Ideally, in a good embedding space, the "path" vectors from the "kitchen" vector to the "dinner" vector will accurately capture the semantic relationship between the two concepts. In this case, the "path" vector represents "the place of occurrence", so you will expect the "kitchen" vector-the "dinner" vector (the difference between the two word vectors) to capture the semantic relationship of the "place of occurrence". Basically, we should have a vector equation: Dinner + the place of occurrence = kitchen (at least close). If that's the case, then we can use such a relationship vector to answer some questions. For example, to apply this semantics to a new vector, such as "work," we should get a meaningful equation, work + where it happened = office, to answer "where the work happened." ”。

Word vectors characterize the co-occurrence of words in text datasets through dimensionality reduction techniques. Methods include neural networks ("Word2vec" techniques), or matrix decomposition. GloVe Word vector

This article uses the glove word vector. GloVe is the abbreviation for the "Global Vectors for Word representation", a word vector based on co-existing matrix decomposition. The glove vector used in this article was trained on the English Wikipedia in 2014, with 400k of different words, each with a 100-dimensional vector. newsgroup DataSet

The data set used in this article is the famous "newsgroup DataSet". There are 20 types of news text data in this dataset, and we will implement the text categorization task for that dataset. Experimental Methods

Here are the steps we can take to solve the classification problem: converting all the news samples into a word index sequence. The so-called Word index is to assign an integer ID to each word in turn. Traversing all the news texts, we keep only the 20,000 words we see most, and each news text retains a maximum of 1000 words. Generates a word vector matrix. Column I is a word vector that represents the word index for I. Load the word vector matrix into the Keras embedding layer, set the weight of the layer can not be trained (that is, in the course of network training, the word vector will no longer change). The Keras embedding layer is then connected to a 1D convolution layer and outputs a news category with a Softmax full connection.

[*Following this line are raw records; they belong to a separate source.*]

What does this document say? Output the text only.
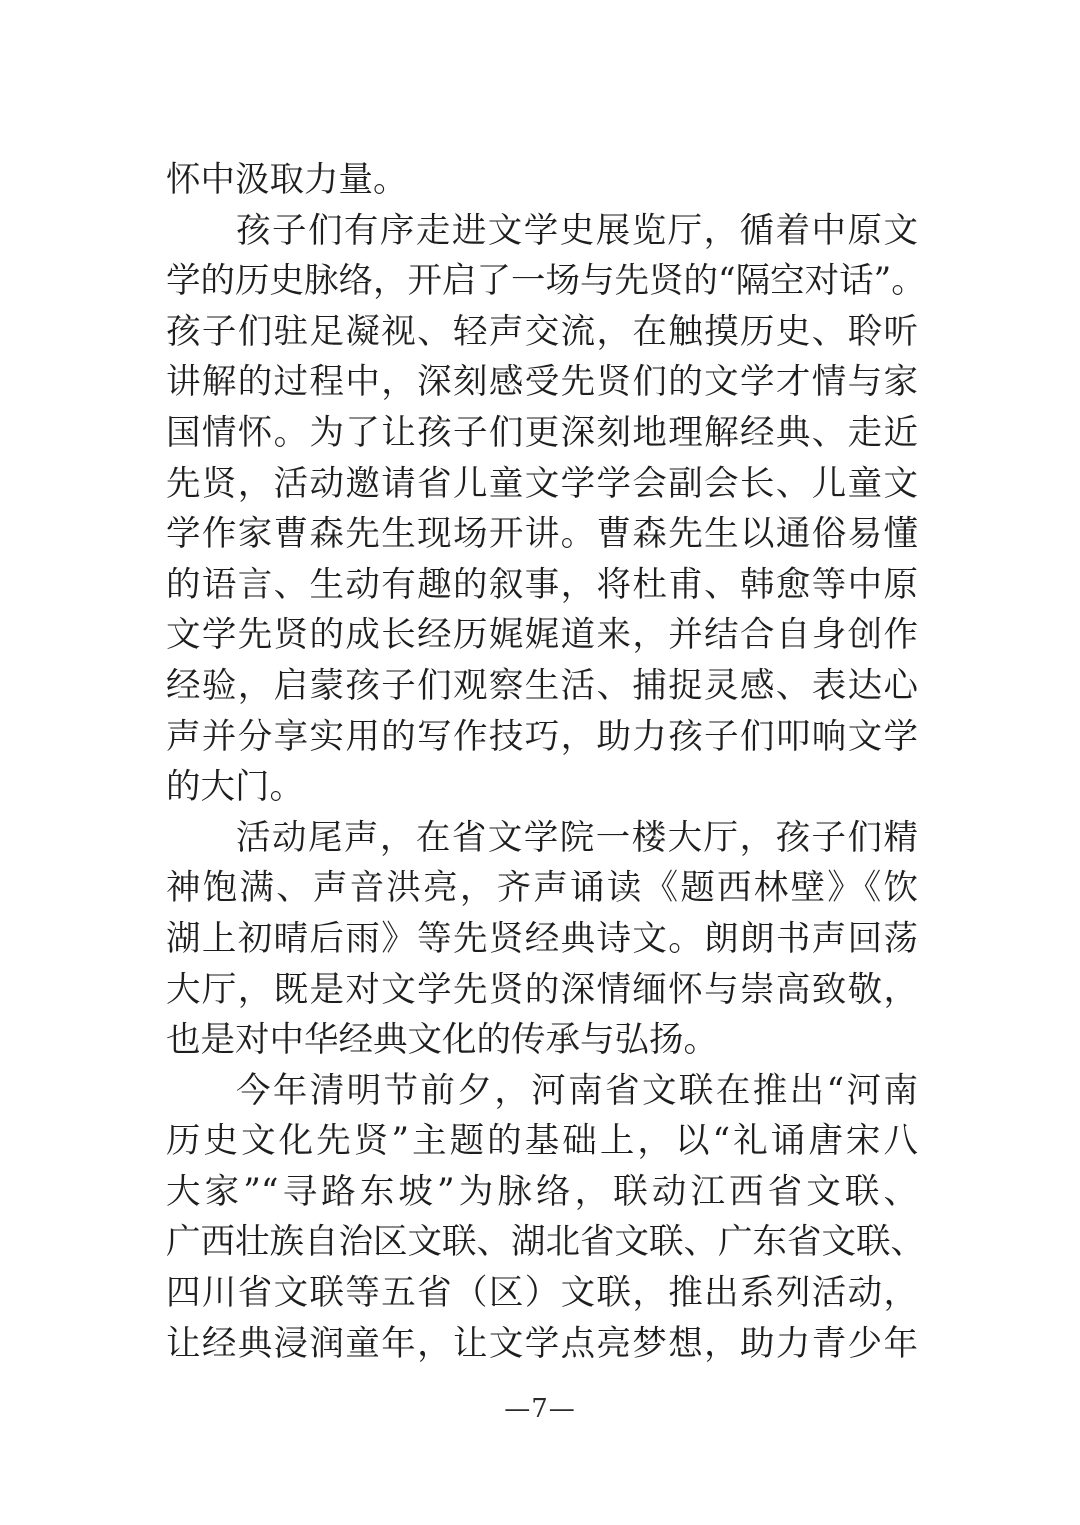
怀中汲取力量。
孩子们有序走进文学史展览厅，循着中原文
学的历史脉络，开启了一场与先贤的“隔空对话”。
孩子们驻足凝视、轻声交流，在触摸历史、聆听
讲解的过程中，深刻感受先贤们的文学才情与家
国情怀。为了让孩子们更深刻地理解经典、走近
先贤，活动邀请省儿童文学学会副会长、儿童文
学作家曹森先生现场开讲。曹森先生以通俗易懂
的语言、生动有趣的叙事，将杜甫、韩愈等中原
文学先贤的成长经历娓娓道来，并结合自身创作
经验，启蒙孩子们观察生活、捕捉灵感、表达心
声并分享实用的写作技巧，助力孩子们叩响文学
的大门。
活动尾声，在省文学院一楼大厅，孩子们精
神饱满、声音洪亮，齐声诵读《题西林壁》《饮
湖上初晴后雨》等先贤经典诗文。朗朗书声回荡
大厅，既是对文学先贤的深情缅怀与崇高致敬，
也是对中华经典文化的传承与弘扬。
今年清明节前夕，河南省文联在推出“河南
历史文化先贤”主题的基础上，以“礼诵唐宋八
大家”“寻路东坡”为脉络，联动江西省文联、
广西壮族自治区文联、湖北省文联、广东省文联、
四川省文联等五省（区）文联，推出系列活动，
让经典浸润童年，让文学点亮梦想，助力青少年
—7—
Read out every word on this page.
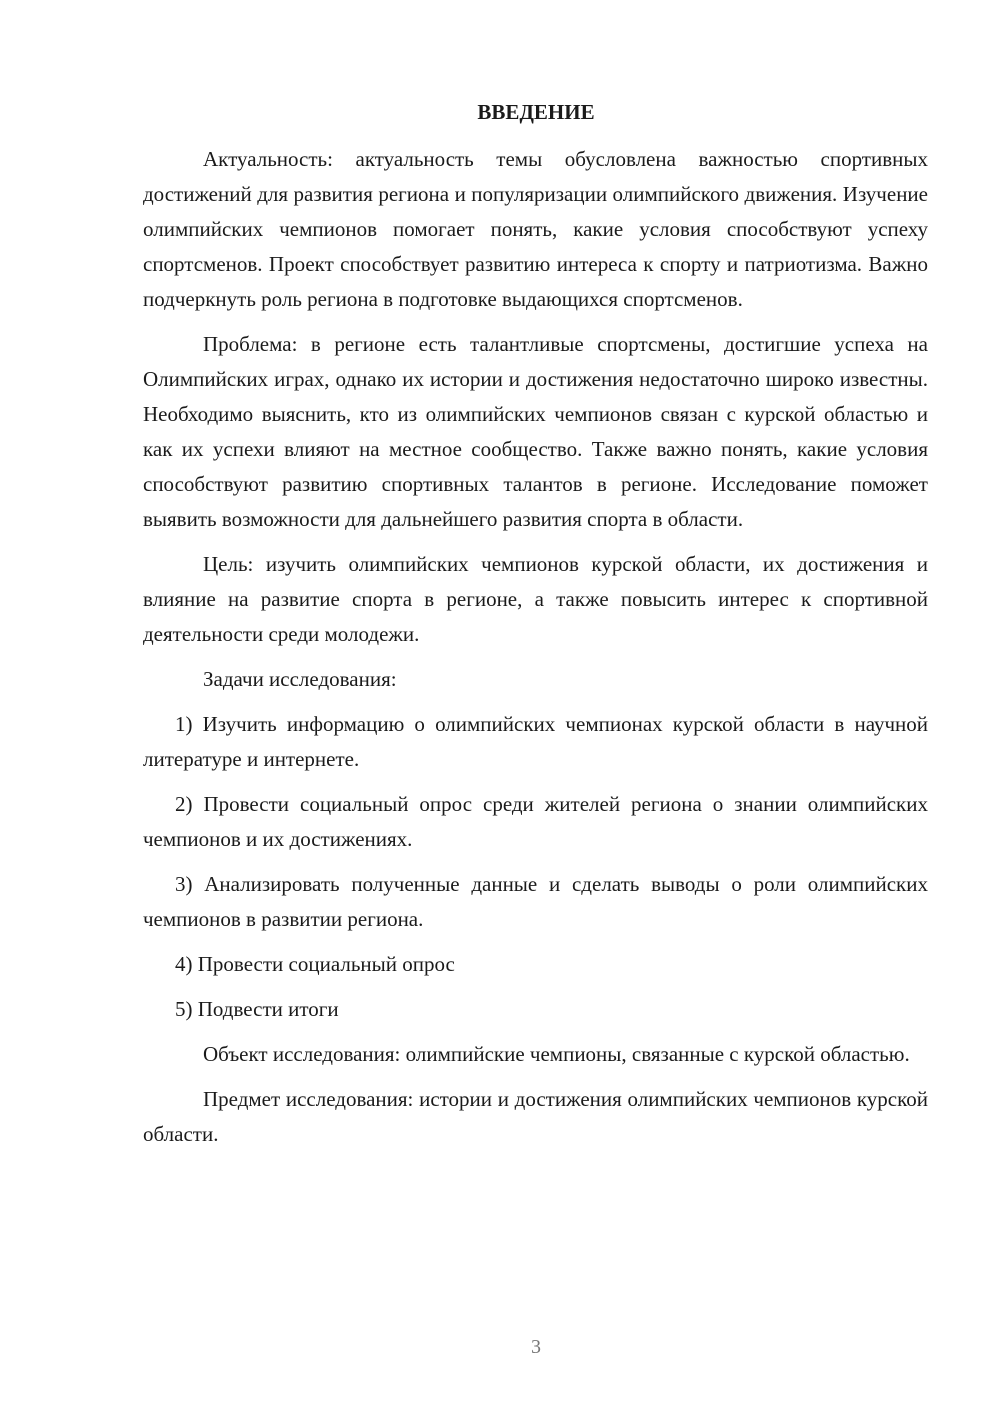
ВВЕДЕНИЕ

Актуальность: актуальность темы обусловлена важностью спортивных достижений для развития региона и популяризации олимпийского движения. Изучение олимпийских чемпионов помогает понять, какие условия способствуют успеху спортсменов. Проект способствует развитию интереса к спорту и патриотизма. Важно подчеркнуть роль региона в подготовке выдающихся спортсменов.

Проблема: в регионе есть талантливые спортсмены, достигшие успеха на Олимпийских играх, однако их истории и достижения недостаточно широко известны. Необходимо выяснить, кто из олимпийских чемпионов связан с курской областью и как их успехи влияют на местное сообщество. Также важно понять, какие условия способствуют развитию спортивных талантов в регионе. Исследование поможет выявить возможности для дальнейшего развития спорта в области.

Цель: изучить олимпийских чемпионов курской области, их достижения и влияние на развитие спорта в регионе, а также повысить интерес к спортивной деятельности среди молодежи.

Задачи исследования:

1) Изучить информацию о олимпийских чемпионах курской области в научной литературе и интернете.

2) Провести социальный опрос среди жителей региона о знании олимпийских чемпионов и их достижениях.

3) Анализировать полученные данные и сделать выводы о роли олимпийских чемпионов в развитии региона.

4) Провести социальный опрос

5) Подвести итоги

Объект исследования: олимпийские чемпионы, связанные с курской областью.

Предмет исследования: истории и достижения олимпийских чемпионов курской области.

3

using pre-trained word vectors as a feature is very effective. in general, in natural language processing tasks, when the number of samples is very young, the use of pre-trained word vectors is feasible (in fact, the pre-trained word vectors introduce external semantic information, often useful for the model). Word2vec and Glove

Domestic Rachel-zhang used Sklearn to do experiments on the same data set based on traditional machine learning algorithms. At the same time, Richard Socher in the paper that put forward the glove word vector, the glove word vector is better than the Word2vec performance. After the study shows that Word2vec and glove in fact, for example, Schnabel, such as the evaluation of the word vector indicators, assessment shows that most of the evaluation indicators Word2vec in glove and c&w word vectors. This article can actually use the Word2vec word vector of Google News to do a set of test experiment.

Contact Us

The content source of this page is from Internet, which doesn't represent Alibaba Cloud's opinion; products and services mentioned on that page don't have any relationship with Alibaba Cloud. If the content of the page makes you feel confusing, please write us an email, we will handle the problem within 5 days after receiving your email.

If you find any instances of plagiarism from the community, please send an email to: info-contact@alibabacloud.com and provide relevant evidence. A staff member will contact you within 5 working days.

A Free Trial That Lets You Build Big!

Start building with 50+ products and up to 12 months usage for Elastic Compute Service

  • Sales Support

    1 on 1 presale consultation

  • After-Sales Support

    24/7 Technical Support 6 Free Tickets per Quarter Faster Response

  • Alibaba Cloud offers highly flexible support services tailored to meet your exact needs.